One of the key things that I have learnt from my EME activities is that frequency accuracy and stability is very important. My current 10GHz equipment comprises of a DB6NT G4 Transverter (TVTR) and an ICOM IC-706 transceiver for the 144MHz IF. The TVTR is designed to be used with a (10MHz) reference source. The IC-706 in its standard form does not have this capability, nevertheless it is possible to do, and without any major changes to the radio.
My IC-706 is the early model, what I would call the Mk1. It’s the one that has no push-button band change switches on the front-panel and no 70cms band. It does however have the same reference oscillator (RO) frequency (30MHz) as the later models which is important. Searching the Internet for information relating to “IC-706 Reference-Locking” resulted in very little that was specific to the original Mk1 model however the information by SM6FHZ looked very promising.
Based on my experience of this early IC-706 I would say that the frequency stability is surprisingly good for what is now a rather old radio. After the first 15-30 minute warm-up period the frequency drift on 144MHz was perfectly acceptable for “normal” digi-mode use, with the exception maybe of WSPR. I’ve never run the IC-706 at more than ~10W on digi-modes so it’s possible that at higher power levels the cooling fan may have some effect on frequency stability.
The results above demonstrate that the early model IC-706 is surprisingly stable and is probably fine for use in most radio shacks. However, working portable (/P) where temperatures can vary considerably, and where you may not have the luxury or desire to wait for the equipment to warm up, you need it to be as accurate and stable as quickly as possible. To achieve this an accurate frequency source for both 10 MHz and 30MHz is needed and one that would work outdoors (battery operation) and preferably be GPS controlled. I already have a homemade 10MHz GPSDO but this cannot work outdoors and it is an integral part of the shack / EME setup. So I now had a good reason to purchase the Leo Bodnar GPSDO 🙂
The GPSDO unit arrived within 48 hours of ordering online. It had 2 x 10MHz output as its default configuration. The device was recognised immediately by my Windows 10 PC and the downloaded software displayed the default configuration. I disabled the second output, set the RF output level to minimum and connected the GPSDO to the TVTR. Listening to, and looking at a reference locked 10GHz signal source I could immediately see the frequency correction (<1kHz). The next step was to change the configuration to output both 10MHz and 30MHz. Now this did prove initially to be a bit of a challenge. Once I had grasped the method of setting the second output frequency I soon had exactly what I wanted. Here are the settings should you need them:
Now, this is written for the later model but having adopted the same approach to my older model I appear to have achieved the same results. There are some minor physical differences to be aware of:
- The spare hole on the back panel that can be used to accommodate the SMA input connector is different. I used a female to female bulkhead connector with two large washers. Internally a right-angle SMA connector is used with RG-316 cable.

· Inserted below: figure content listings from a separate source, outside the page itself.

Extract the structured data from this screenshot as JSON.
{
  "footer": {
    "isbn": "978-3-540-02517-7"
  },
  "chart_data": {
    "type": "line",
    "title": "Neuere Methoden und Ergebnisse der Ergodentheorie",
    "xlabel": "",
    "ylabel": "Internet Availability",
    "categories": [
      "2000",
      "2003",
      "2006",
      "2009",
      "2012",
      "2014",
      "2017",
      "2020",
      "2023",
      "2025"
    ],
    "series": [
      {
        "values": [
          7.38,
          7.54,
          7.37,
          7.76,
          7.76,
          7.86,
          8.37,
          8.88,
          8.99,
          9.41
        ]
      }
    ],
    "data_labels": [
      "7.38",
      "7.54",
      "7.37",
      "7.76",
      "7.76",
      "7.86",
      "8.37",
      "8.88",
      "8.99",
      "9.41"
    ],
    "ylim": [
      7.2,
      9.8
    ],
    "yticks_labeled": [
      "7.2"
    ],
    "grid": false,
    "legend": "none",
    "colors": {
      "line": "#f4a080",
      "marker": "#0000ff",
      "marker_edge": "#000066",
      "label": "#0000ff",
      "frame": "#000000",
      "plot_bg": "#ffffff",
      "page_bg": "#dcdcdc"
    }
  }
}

- The die-cast chassis has fewer cut-outs to facilitate threading the RG-316 cable from the SMA (back-panel) to the RO compartment at the front of the radio. Ideally a thinner (but equally well screened) cable should be used. It’s very tight where the cables go over the central “wall” from the front to rear section of the die-cast chassis.
- The layout of the RO / filter board and compartment is very different. There is little room to work to add the coupling winding and extreme care is needed not to damage the coil former or winding.
The following photos should help show the approach that I adopted:
Adding the internal RG-316 cabling plus any external cable run to the GPSDO will alter the RO frequency. With the GPSDO and any external cabling removed the RO inductor can be adjusted to compensate for this for times when the rig is used without the GPSDO. With careful adjustment my IC-706 is within +/- 50Hz once warmed up (without GPSDO). This could probably be improved but unlike the later models the RO compartment lid does not have holes to facilitate tuning so removing / replacing the lid affects the frequency. Drilling holes in the lid might affect the temperature / stability… I chose to leave it alone.
With the Leo Bodnar GPSDO set to its lowest power output setting plus an additional 3dB of attenuation things work well. There are no obvious signs of anything untoward when looking at the 144MHz output signal on the spectrum analyser.